Alasan Dharma Bawa Persoalan Suku Baduy pada Debat Pilkada Jakarta: Inspirasi Membangun Adab
JAKARTA, KOMPAS.com - Calon gubernur nomor urut dua, Dharma Pongrekun, menjelaskan alasannya menyinggung suku Baduy dalam debat kedua Pilkada Jakarta 2024.
Pertanyaan itu dia lontarkan untuk calon wakil gubernur nomor urut 3 Rano Karno dalam debat Pilkada Jakarta di Beach City International Stadium (BCIS), Pademangan, Ancol, Jakarta Utara, Minggu (28/10/2024).
"Nilai-nilai yang ada di Baduy itu bisa menjadi inspirasi untuk membangun adab Jakarta. Bukan berarti kita harus menjadi mundur kembali, tetapi begitu tingginya adab yang ada di Baduy," ujar Dharma Pongrekun di Beach City International Stadium (BCIS), Pademangan, Ancol, Minggu (27/10/2024).
Dharma menjelaskan, visinya dalam lima tahun ke depan akan menerapkan filosofi adab rumah rakyat Jakarta.
"Di mana terasnya di depan luas dan ada pagarnya. Maknanya apa? Silakan datang ke tempat kami, tapi jangan rusak adab kami. Di mana bumi dipijak, di situ langit dijunjung," pungkasnya.
Dharma mempertanyakan kebijakan Rano Karno yang menjadikan kawasan penduduk Baduy sebagai destinasi wisata.
Ia menilai kebijakan tersebut bertentangan dengan sikap Rano Karno dalam menjaga kebudayaan masyarakat.
"Penduduk Baduy menolak untuk tempatnya dijadikan destinasi pariwisata. Kalau saya melihat bahwa Bapak selama ini adalah orang yang menjaga ketahanan budaya, maka ada sesuatu yang contrary effect, dengan yang Bapak lakukan," kata Dharma.
Ia juga mempertanyakan langkah Rano Karno yang tetap menjadikan kawasan Baduy sebagai tempat destinasi wisata meskipun ada penolakan dari masyarakat.

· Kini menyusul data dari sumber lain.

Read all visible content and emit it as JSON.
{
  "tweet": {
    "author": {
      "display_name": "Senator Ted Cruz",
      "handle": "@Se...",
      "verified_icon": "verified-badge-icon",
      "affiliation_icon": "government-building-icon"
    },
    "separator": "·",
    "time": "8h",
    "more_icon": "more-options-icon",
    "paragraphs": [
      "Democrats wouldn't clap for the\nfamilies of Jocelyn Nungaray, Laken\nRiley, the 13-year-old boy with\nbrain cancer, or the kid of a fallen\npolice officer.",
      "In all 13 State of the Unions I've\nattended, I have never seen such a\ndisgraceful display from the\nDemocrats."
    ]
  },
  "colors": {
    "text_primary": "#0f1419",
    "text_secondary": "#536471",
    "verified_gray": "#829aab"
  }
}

"Jadi kami bertanya ke Bapak, kenapa itu harus terjadi sementara Puun sendiri sudah meminta, bahkan meminta ke Presiden Jokowi waktu itu untuk mencabut kebijakkan itu?" tanya Dharma.
Menanggapi pertanyaan tersebut, Rano Karno menyinggung tradisi Seba masyarakat Baduy, yang merupakan kunjungan masyarakat Baduy ke pemerintah daerah.
"Mas Dharma, kalau Anda bicara soal Baduy, pasti sudah tahu tentang Seba. Seba itu kunjungan masyarakat Baduy ke pemerintah daerah," ujar Rano.
Rano juga menjelaskan bahwa masyarakat Baduy mengajukan sejumlah syarat terkait kebijakan tersebut.
"Mereka minta apa? Enggak boleh ada BTS supaya handphone tidak masuk ke kampung mereka. Tapi anak Baduy luar punya handphone, mereka tidak ingin punya sekolah, tapi mereka berpendidikan, mereka punya sekolah sendiri," ungkapnya.
Rano Karno menegaskan bahwa kebijakan tersebut harus diambil karena kunjungan masyarakat ke kawasan Baduy meningkat tajam, dengan upacara Seba yang bisa menarik hingga 6.000 pengunjung.
Ia melihat potensi ini sebagai peluang bagi masyarakat Baduy untuk berkembang.
"Artinya, masyarakat Baduy adalah masyarakat yang tidak bisa kita mungkiri; mereka mempunyai kebudayaan yang luhur, dan mereka punya kemampuan untuk mengeksplor dirinya sendiri," jelas Rano.
Ia menambahkan bahwa kebijakan yang diambilnya justru membantu masyarakat Baduy dikenal lebih luas, meskipun ia mengakui bahwa efek tersebut sempat membuat masyarakat Baduy merasa ketakutan.
"Saya tidak menolak, tapi memang saya membatasi. Karena apa? permintaan masyarakat Baduy itu sendiri," imbuhnya.